この神の偉大さは、けれども真に逆説ながら、今や神が偉大なお姿のままで私たちに示されているのではありません。神の偉大なる光は、この世界の限られた時間と空間の中に差し込まれて来ました。御子イエス・キリストを通してであります。それは本当に小さく、貧しく、しかし謙遜で柔和なお姿でありました。

このキリストは、弁護者として今も神と共に、また私たちと共にいてくださいます。一節後半にこう記されています。「たとえ罪を犯しても、御父のもとに弁護者、正しい方、イエス・キリストがおられます」。私たちは神を知るようなってからも、いつの間にか再び神に背を向け、罪を犯してしまう者であります。しかし神はその弱さも御存じで、御子イエスと共に見つめてくださっています。ここに「弁護者」として示されています主イエスは、「弁護士」とは違います。どちらも、罪を犯した弱者を助け、守ってくれる存在ですが、弁護士はその弱き者の身代わりとなって、自らが罰や法的処分を引き受けることはありません。

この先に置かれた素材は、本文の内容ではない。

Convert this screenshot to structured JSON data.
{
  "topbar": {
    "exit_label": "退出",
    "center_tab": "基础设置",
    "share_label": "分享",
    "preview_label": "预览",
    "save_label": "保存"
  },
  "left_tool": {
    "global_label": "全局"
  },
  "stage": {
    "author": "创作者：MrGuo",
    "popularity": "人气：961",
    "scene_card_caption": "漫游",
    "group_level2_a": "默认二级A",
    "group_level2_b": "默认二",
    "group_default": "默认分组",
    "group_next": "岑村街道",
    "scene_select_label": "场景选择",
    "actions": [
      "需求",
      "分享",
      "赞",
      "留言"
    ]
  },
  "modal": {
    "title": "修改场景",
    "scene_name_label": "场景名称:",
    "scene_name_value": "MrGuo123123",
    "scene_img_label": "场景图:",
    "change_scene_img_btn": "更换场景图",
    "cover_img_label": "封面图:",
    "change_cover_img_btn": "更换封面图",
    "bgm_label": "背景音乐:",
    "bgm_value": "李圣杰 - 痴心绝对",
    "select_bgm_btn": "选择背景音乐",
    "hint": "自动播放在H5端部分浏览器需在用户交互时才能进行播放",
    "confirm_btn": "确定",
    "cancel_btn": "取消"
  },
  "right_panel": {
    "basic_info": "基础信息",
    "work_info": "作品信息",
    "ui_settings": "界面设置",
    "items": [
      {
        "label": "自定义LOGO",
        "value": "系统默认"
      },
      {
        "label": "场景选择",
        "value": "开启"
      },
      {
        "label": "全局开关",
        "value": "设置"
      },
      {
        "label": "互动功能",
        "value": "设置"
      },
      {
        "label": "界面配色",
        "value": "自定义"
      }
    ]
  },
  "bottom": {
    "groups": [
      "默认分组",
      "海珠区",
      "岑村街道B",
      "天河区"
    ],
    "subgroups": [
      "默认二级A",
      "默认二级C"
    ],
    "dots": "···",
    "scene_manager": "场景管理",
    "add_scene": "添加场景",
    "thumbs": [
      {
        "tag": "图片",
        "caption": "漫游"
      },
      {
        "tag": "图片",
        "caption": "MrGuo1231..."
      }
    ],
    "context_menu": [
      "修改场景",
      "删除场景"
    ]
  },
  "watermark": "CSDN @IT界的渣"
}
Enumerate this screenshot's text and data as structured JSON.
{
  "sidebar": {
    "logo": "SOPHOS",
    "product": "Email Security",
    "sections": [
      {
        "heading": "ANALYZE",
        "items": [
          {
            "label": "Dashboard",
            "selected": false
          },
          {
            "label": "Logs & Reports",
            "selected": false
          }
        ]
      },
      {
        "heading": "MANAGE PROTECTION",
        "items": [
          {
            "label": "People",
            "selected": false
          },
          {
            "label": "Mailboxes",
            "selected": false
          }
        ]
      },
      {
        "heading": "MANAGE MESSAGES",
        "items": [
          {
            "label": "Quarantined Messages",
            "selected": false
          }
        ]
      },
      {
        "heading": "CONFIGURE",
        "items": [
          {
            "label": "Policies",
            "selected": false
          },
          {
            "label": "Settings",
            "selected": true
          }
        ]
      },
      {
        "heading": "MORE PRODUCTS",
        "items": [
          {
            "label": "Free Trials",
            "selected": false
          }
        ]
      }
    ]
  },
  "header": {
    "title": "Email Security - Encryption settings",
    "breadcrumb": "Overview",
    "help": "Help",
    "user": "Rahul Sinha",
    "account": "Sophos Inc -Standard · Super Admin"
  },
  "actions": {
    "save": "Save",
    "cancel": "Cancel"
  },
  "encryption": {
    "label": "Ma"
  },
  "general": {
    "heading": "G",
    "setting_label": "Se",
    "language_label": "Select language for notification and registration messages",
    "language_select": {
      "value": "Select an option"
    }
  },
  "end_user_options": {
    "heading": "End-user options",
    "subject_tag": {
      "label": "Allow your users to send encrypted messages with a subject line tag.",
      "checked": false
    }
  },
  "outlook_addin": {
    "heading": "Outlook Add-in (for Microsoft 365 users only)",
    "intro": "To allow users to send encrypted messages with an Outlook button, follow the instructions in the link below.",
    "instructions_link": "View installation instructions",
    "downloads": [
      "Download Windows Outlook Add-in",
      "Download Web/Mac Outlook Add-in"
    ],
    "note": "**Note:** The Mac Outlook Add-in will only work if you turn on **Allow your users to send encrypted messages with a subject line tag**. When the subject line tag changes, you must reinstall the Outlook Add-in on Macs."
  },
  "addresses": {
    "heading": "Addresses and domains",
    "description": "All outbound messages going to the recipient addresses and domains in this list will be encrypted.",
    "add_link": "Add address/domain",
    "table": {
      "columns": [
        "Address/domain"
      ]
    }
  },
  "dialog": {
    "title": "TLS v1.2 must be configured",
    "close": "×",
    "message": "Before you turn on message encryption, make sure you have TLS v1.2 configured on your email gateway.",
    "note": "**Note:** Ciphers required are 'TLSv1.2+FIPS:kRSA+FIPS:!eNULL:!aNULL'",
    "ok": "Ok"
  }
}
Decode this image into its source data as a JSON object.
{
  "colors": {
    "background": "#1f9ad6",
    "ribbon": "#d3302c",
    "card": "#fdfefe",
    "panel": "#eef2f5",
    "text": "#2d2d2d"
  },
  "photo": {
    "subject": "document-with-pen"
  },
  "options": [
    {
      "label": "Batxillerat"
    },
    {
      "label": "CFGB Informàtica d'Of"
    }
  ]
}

けれども主イエスは受けなくてもよいはずの罪を背負われました。「この方こそ、わたしたちの罪、いや、わたしたちの罪ばかりでなく、全世界の罪を償ういけにえです」。

世界に下り、私の内にまで示してくださった神の愛を、私たちはキリストの愛の中で知らされ、神の愛の掟をも喜んで守る者とされたいと切に願います。